Avoiding unnecessary comparison operators in C++20

success strategy business solution 2081167
25 de enero de 2023

One advantage of the new c++20 standard is the possibility to program more with less code. This follows the principle of Don’t Repeat Yourself (aka DRY), which aims to avoid unnecesary code which makes our software more difficult -and therefore expensive- to maintain.

A good example is when we need to compare two types and check if they are equals or not.

In many software proyects, we and up with different types representing the same concept but implemented differently in different libraries.

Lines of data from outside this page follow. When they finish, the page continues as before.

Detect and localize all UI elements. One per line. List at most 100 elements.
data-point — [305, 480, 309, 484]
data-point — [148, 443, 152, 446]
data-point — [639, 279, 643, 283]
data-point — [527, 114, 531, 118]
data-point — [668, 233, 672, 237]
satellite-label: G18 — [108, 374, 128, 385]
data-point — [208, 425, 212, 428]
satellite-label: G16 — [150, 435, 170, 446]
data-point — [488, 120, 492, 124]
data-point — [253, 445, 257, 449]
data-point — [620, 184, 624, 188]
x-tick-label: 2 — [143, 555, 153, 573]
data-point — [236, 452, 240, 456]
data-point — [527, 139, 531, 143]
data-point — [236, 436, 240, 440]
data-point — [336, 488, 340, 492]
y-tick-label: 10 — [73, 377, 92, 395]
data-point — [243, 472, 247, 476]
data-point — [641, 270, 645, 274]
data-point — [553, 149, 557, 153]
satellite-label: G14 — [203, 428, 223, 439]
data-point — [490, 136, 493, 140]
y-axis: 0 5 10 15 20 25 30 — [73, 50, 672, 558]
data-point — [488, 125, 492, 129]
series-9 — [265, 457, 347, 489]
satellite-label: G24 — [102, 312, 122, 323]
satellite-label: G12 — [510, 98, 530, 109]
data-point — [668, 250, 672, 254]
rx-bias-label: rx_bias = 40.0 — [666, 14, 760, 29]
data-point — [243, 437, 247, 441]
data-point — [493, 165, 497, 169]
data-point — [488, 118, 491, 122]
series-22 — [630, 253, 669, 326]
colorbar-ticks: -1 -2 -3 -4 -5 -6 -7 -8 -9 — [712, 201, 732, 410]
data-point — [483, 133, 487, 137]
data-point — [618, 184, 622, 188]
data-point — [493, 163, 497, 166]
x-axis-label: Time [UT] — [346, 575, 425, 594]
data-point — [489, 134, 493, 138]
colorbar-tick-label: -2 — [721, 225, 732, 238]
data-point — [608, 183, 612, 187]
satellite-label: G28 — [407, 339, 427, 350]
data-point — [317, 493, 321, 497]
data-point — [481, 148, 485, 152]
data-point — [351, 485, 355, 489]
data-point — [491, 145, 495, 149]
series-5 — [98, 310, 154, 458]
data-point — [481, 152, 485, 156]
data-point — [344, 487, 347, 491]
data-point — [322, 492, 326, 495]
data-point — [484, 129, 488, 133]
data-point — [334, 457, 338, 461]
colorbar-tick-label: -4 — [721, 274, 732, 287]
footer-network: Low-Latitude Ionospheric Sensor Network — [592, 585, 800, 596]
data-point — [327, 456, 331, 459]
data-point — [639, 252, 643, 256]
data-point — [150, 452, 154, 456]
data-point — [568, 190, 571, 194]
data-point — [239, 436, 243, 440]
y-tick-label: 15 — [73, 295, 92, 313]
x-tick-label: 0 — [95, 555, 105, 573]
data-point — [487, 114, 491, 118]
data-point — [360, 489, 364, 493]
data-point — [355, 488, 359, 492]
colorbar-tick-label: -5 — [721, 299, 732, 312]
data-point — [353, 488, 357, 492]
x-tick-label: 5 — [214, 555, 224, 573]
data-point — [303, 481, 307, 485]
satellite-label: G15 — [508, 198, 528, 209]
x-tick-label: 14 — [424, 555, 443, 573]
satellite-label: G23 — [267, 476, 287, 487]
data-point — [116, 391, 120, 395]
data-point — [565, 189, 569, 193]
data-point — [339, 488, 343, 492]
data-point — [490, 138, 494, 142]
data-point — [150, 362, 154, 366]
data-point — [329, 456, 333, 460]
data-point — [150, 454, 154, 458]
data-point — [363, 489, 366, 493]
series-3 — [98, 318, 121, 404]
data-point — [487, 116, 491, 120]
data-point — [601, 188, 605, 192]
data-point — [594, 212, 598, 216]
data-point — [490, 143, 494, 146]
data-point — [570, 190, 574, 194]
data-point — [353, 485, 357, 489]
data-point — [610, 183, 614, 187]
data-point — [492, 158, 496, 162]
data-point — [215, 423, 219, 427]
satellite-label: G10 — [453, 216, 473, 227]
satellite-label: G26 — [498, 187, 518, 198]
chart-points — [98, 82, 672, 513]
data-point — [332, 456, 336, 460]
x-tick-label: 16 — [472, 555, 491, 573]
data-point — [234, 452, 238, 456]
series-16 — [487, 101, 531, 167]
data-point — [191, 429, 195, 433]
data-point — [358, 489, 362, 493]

Let’s consider the following example: A struct representing a singe point with two coordinates:

struct Point {
  int x;
  int y;
};

This is a common type in many libraries, so imagine we make use of a NewPoint struct in another place that represent the same concept:

struct NewPoint {
  int a;
  int b;
};

At some point we need to check if two points are in fact the same. The compailer will complain if we use the operator == with objects of different types, so we need to write our own comparison:

struct NewPoint {
  int a;
  int b;

  constexpr bool operator==(const Point& rpoint) const noexcept
  {
      return (a == rpoint.x) && (b == rpoint.y);
  }
};

This allows to compare a newPoint with a Point, but not the other way around. That is:

 Point p = {2,4};
 NewPoint nP = {2,4};
 auto same = nP == p ? "yes" : "no";
 std::cout << same  << "\n";

This code compiles and return yes, but we’re comparing a NewPoint with a Point, which means, if we write the comparison in this way:

 auto same = p == nP ? "yes" : "no";

It won’t compile in C++17. We need to impement the operator== in Point as well, which would be 95% identical to the previous one.

However, in C++20 the compiler understand the mathematical sense of the identity and is able to invoke the operator== of NewPoint, event though p is of type Point!

This means that we don’t have to implement a dedicated operator== in Point, as the compiler knows that if nP== p, then p == nP !

This avoids the need of a dedicated operator== in Point and follows the DRY principle.